Ohio steel city hosts Kasich's 2nd 'State' speech

By Julie Carr Smyth

Associated Press

Published: Tuesday, Feb. 7 2012 10:45 a.m. MST

Protesters rally outside of Wells Academy/Steubenville High School Tuesday, Feb. 7, 2012, in Steubenville, Ohio. Gov. John Kasich is expected to highlight the themes of education and shale gas drilling in his State of the State address Tuesday.

Tony Dejak, Associated Press

STEUBENVILLE, Ohio — An eastern Ohio city that's been a poster child for the successes and struggles of American manufacturing becomes the first site outside Columbus for a State of the State speech, as Gov.

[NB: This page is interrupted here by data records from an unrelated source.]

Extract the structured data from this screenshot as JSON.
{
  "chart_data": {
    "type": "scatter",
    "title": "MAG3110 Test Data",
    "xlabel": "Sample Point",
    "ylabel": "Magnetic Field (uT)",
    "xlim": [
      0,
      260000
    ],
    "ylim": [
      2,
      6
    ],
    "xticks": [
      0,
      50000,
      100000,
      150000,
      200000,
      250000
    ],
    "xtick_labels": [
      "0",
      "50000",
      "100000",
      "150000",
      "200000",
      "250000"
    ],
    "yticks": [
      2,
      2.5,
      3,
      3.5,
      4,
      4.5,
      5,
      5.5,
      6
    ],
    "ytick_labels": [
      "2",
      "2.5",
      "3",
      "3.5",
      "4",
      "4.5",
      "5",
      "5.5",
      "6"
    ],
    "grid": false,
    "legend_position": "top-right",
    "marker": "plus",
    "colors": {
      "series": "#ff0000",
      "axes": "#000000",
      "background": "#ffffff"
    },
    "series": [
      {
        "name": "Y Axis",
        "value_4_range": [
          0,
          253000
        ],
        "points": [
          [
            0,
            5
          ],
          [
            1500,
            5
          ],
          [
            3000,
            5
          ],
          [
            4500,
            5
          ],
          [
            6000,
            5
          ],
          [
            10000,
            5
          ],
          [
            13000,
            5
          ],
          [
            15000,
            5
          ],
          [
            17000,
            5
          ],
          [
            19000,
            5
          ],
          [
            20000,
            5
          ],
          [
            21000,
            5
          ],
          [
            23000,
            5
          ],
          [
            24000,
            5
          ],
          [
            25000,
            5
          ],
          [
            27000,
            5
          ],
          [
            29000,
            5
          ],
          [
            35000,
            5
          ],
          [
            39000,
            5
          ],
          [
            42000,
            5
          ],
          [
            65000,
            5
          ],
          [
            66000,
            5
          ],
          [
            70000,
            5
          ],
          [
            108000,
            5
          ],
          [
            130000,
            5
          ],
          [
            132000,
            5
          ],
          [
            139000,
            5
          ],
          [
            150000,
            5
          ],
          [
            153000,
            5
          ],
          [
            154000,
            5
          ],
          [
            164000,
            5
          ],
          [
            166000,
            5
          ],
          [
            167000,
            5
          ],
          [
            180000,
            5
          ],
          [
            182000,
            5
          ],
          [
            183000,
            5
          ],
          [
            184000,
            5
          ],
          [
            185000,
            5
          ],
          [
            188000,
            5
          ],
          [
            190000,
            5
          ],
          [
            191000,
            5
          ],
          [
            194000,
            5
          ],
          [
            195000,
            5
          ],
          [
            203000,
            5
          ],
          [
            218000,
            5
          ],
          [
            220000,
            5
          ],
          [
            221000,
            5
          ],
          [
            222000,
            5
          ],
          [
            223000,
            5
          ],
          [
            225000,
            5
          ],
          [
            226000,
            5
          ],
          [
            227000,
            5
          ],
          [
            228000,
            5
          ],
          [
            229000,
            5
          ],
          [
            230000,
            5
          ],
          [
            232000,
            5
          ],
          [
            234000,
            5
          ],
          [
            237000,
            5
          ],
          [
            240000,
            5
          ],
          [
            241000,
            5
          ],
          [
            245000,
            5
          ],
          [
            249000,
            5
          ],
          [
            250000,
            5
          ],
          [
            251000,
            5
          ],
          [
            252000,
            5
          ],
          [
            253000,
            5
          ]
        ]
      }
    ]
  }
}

John Kasich prepares to set out his agenda for the coming year.

Kasich is expected to highlight the themes of education and shale gas drilling in Tuesday's address in Steubenville, a once proud steel-production center along the Ohio River.

Spokesman Rob Nichols said the location choice wasn't arbitrary. It plays to the Republican governor's priorities.

Kasich chose Wells Academy, the top-ranked public elementary school in the state, as the venue to bring attention to a school that's been able to hit achievement marks without a big budget.

Steubenville is also "the beating heart at the center of Ohio's shale play," Nichols said — offering Kasich an opportunity to tout gas and oil industry investments that are bringing blue-collar jobs back to the region.

The speech is a chance for him to reconnect with voters after last year's bitter campaign over public worker union limits. A bill overhauling Ohio's collective bargaining law was repealed by voters in November.

Outside the school, housed at Steubenville High School, about 100 demonstrators who gathered outside the school. Some came to oppose the use of hydraulic fracturing to reach Ohio's oil and gas resources, while others demonstrated in support of the Occupy movement.

Shane Hanley, 47, a locked-out worker with Cooper Tire & Rubber Co. and member of the steelworker's union, drove the 3.5 hours to Steubenville from Findlay.

He and four others came to "let the governor know we ain't forgotten what he did last year."

He said the steelworkers were instrumental in getting the voters to reject the collective bargaining law. "The union movement ain't going away and don't forget that."

Neither Kasich's critics nor his close advisers expected Tuesday's address to be detail-heavy. Kasich dislikes delivering prepared speeches and shuns teleprompters. Aides initially estimated his first State of the State speech last year would last 15 minutes; it then went well over the allotted hour.

On Monday, Ohio Democratic Party Chairman Chris Redfern predicted "an extended speech with little in the way of nouns, adverbs, subjects and predicates."